National Right to Life Wrongly Claims Kentucky Is Abortion-Free
As various Pro-Life regulations faced legal challenges in Kentucky, an article from National Right to Life discussing the lawsuits falsely claimed that the state is now “abortion-free.”
The claim could not be further from the truth in large part because of Kentucky Right to Life, a state-level affiliate of National Right to Life, opposing efforts in the state to abolish abortion.
Thousands of Abortions Happen in Kentucky
National Right to Life headlined the article “Kentucky to remain abortion-free for now” and claimed that “in 2023, the first full year of the abortion ban being in effect, only 23 abortions happened in Kentucky, nine of which were due to ectopic pregnancy.” In order to defend the claim, National Right to Life cited a report from the Kentucky Department for Public Health.
But the state government report only counted abortions in hospitals, meaning that the claim from National Right to Life entirely omitted the thousands of self-induced abortions happening in Kentucky, as well as the women from Kentucky who travel to other states to have abortions.
One analysis from the Society of Family Planning found that there were over 2,800 women in 2024 alone who received abortion pills inside Kentucky by mail through telehealth provision.
National Right to Life insisted in the article that “even if some women traveled out of state to get an abortion, it is highly unlikely that 2,000 to 4,000 women did so.” But data from the Guttmacher Institute showed that over 4,300 women traveled out of Kentucky for abortions in 2024, proving that the denial of such abortion levels from National Right to Life was baseless.
The claim from National Right to Life that the state of Kentucky is presently “abortion-free” can be easily debunked with even a cursory examination of publicly available abortion data.
These false assertions are sorrowfully common for some Pro-Life establishment organizations and Pro-Life news outlets. Charlotte Lozier Institute researchers, who work for the education arm of Pro-Life establishment group Susan B. Anthony Pro-Life America, even warned that abortions are happening in conservative states even as “the media and many government officials want to have the public believe that no abortions are occurring within state lines.”
Rather than making such misrepresentations, National Right to Life should clearly answer why a state with Republican supermajorities in both chambers of the legislature still has thousands of abortions happening every single year, more than three years after the overturn of Roe.
Kentucky Right to Life Keeps Abortion Legal
Beyond the shocking misrepresentations about abortion numbers in the state, residents should know the role of Kentucky Right to Life, a state-level affiliate of National Right to Life, in opposing legislation that would establish equal protection of the laws for preborn children.
Kentucky lawmakers had the opportunity to consider House Bill 523, which would have protected preborn people with the exact same murder laws already protecting born people, in the 2025 regular session.
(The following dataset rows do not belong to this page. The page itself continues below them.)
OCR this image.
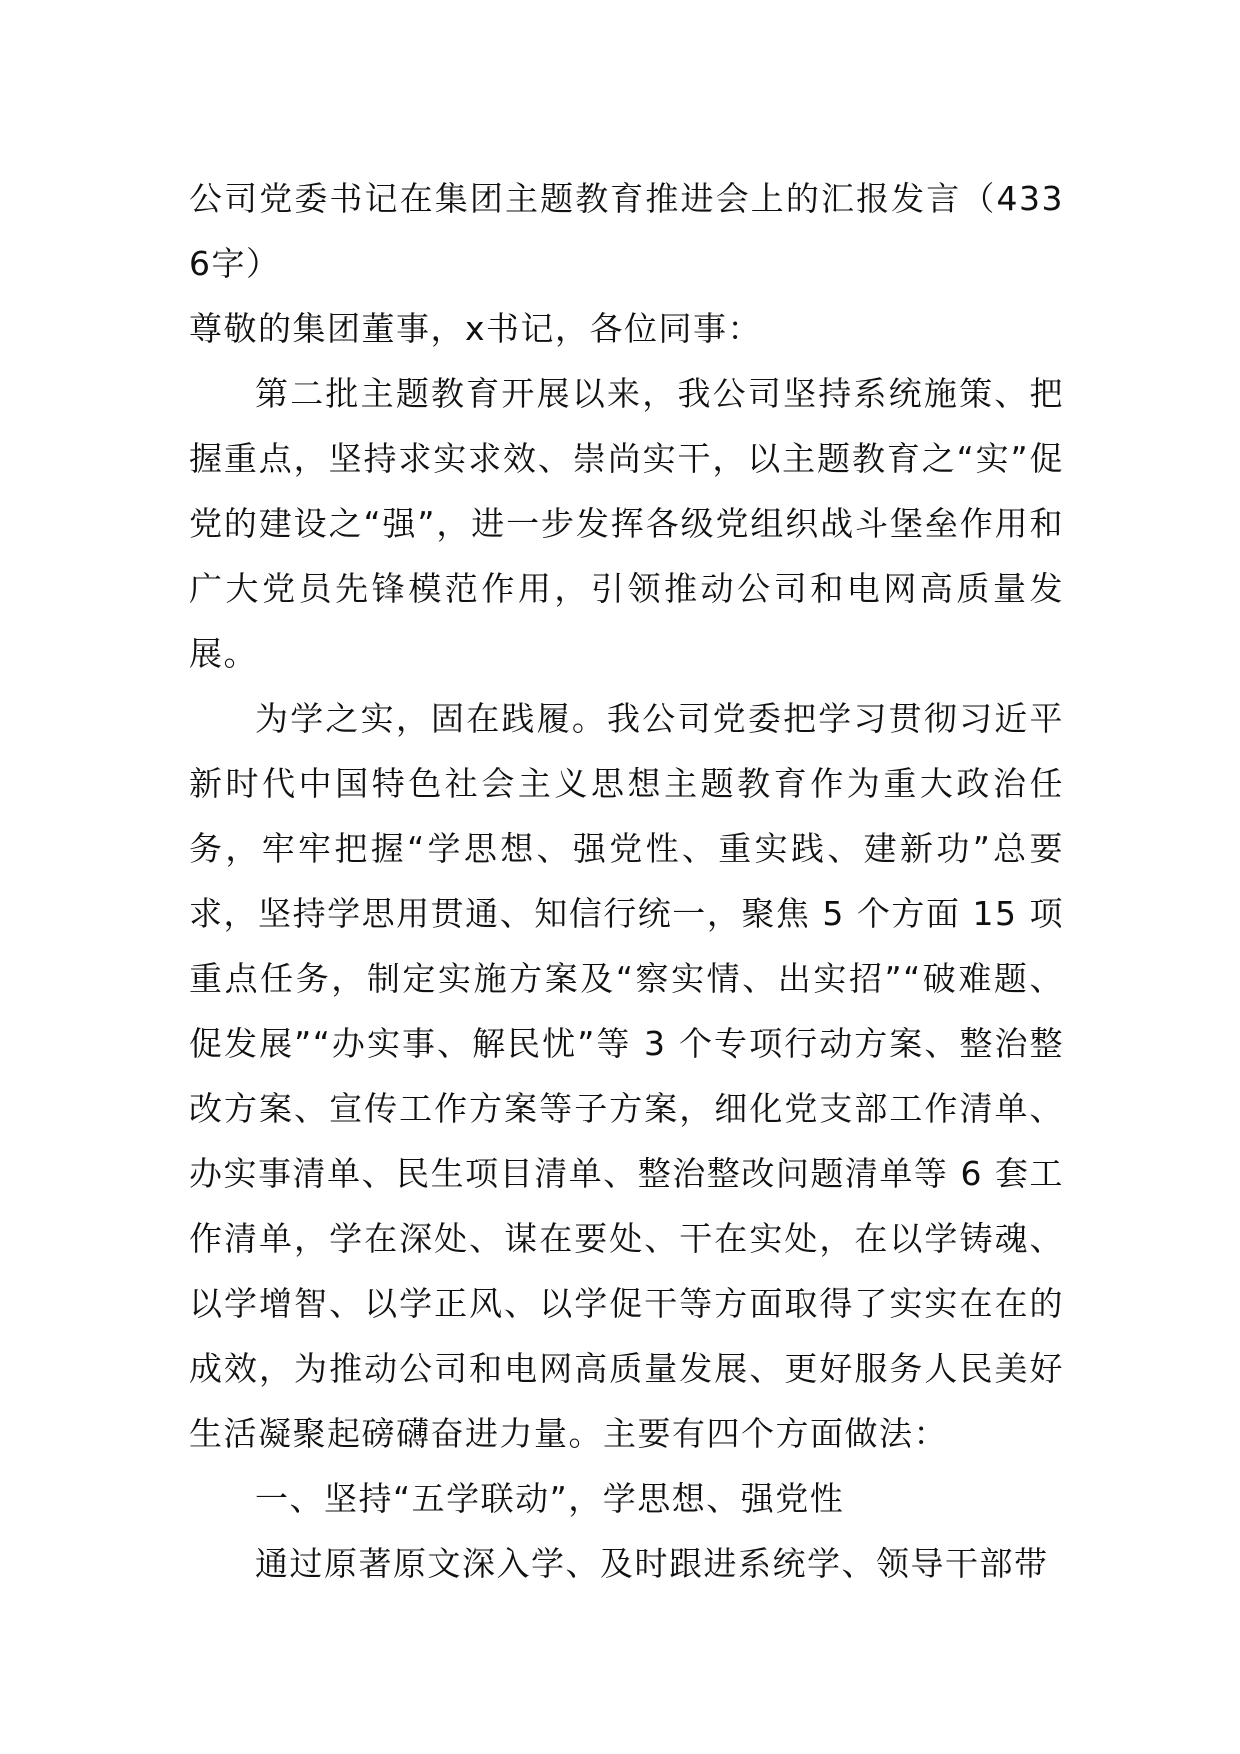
公司党委书记在集团主题教育推进会上的汇报发言（4336字）

尊敬的集团董事，x书记，各位同事：

第二批主题教育开展以来，我公司坚持系统施策、把握重点，坚持求实求效、崇尚实干，以主题教育之“实”促党的建设之“强”，进一步发挥各级党组织战斗堡垒作用和广大党员先锋模范作用，引领推动公司和电网高质量发展。

为学之实，固在践履。我公司党委把学习贯彻习近平新时代中国特色社会主义思想主题教育作为重大政治任务，牢牢把握“学思想、强党性、重实践、建新功”总要求，坚持学思用贯通、知信行统一，聚焦 5 个方面 15 项重点任务，制定实施方案及“察实情、出实招”“破难题、促发展”“办实事、解民忧”等 3 个专项行动方案、整治整改方案、宣传工作方案等子方案，细化党支部工作清单、办实事清单、民生项目清单、整治整改问题清单等 6 套工作清单，学在深处、谋在要处、干在实处，在以学铸魂、以学增智、以学正风、以学促干等方面取得了实实在在的成效，为推动公司和电网高质量发展、更好服务人民美好生活凝聚起磅礴奋进力量。主要有四个方面做法：

一、坚持“五学联动”，学思想、强党性

通过原著原文深入学、及时跟进系统学、领导干部带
Addia Wuchner, the executive director of Kentucky Right to Life, said during a rally that the equal protection legislation was “not supported by us at this time.”
Wuchner contended that her organization does “agree to equal protection,” but added that Kentucky Right to Life also believes “women who are confused, who are vulnerable, who have been coerced by this abortion industry, they need love and compassion and truth.”
Another equal protection effort known as House Bill 300, filed two years earlier in the 2023 regular session, was also publicly opposed by Wuchner and Kentucky Right to Life.
Wuchner issued a statement at the time likewise insisting that Kentucky Right to Life has “a long history of supporting legislative measures to end abortion,” but the statement also opposed the equal protection legislation because they were “greatly concerned that under the proposed legislation all parties to the abortion, including the mother of the child, would face criminal charges.”
The statement invoked an “open letter to state lawmakers” spearheaded one year earlier by National Right to Life, which infamously said that the dozens of Pro-Life establishment groups behind the effort “do not support any measure seeking to criminalize or punish women” who willfully murder their preborn children and stand “firmly opposed” to such penalties in legislation.
National Right to Life therefore not only denies the persistent reality of abortion in Kentucky, but opposes bills to truly abolish abortion, at the national level and through Kentucky Right to Life.
These efforts to spread false information among anti-abortion conservatives and Christians, and to subvert the abolition of abortion in Kentucky, are shamefully one of the most significant obstacles in the way of establishing equal protection of the laws for preborn children in the state.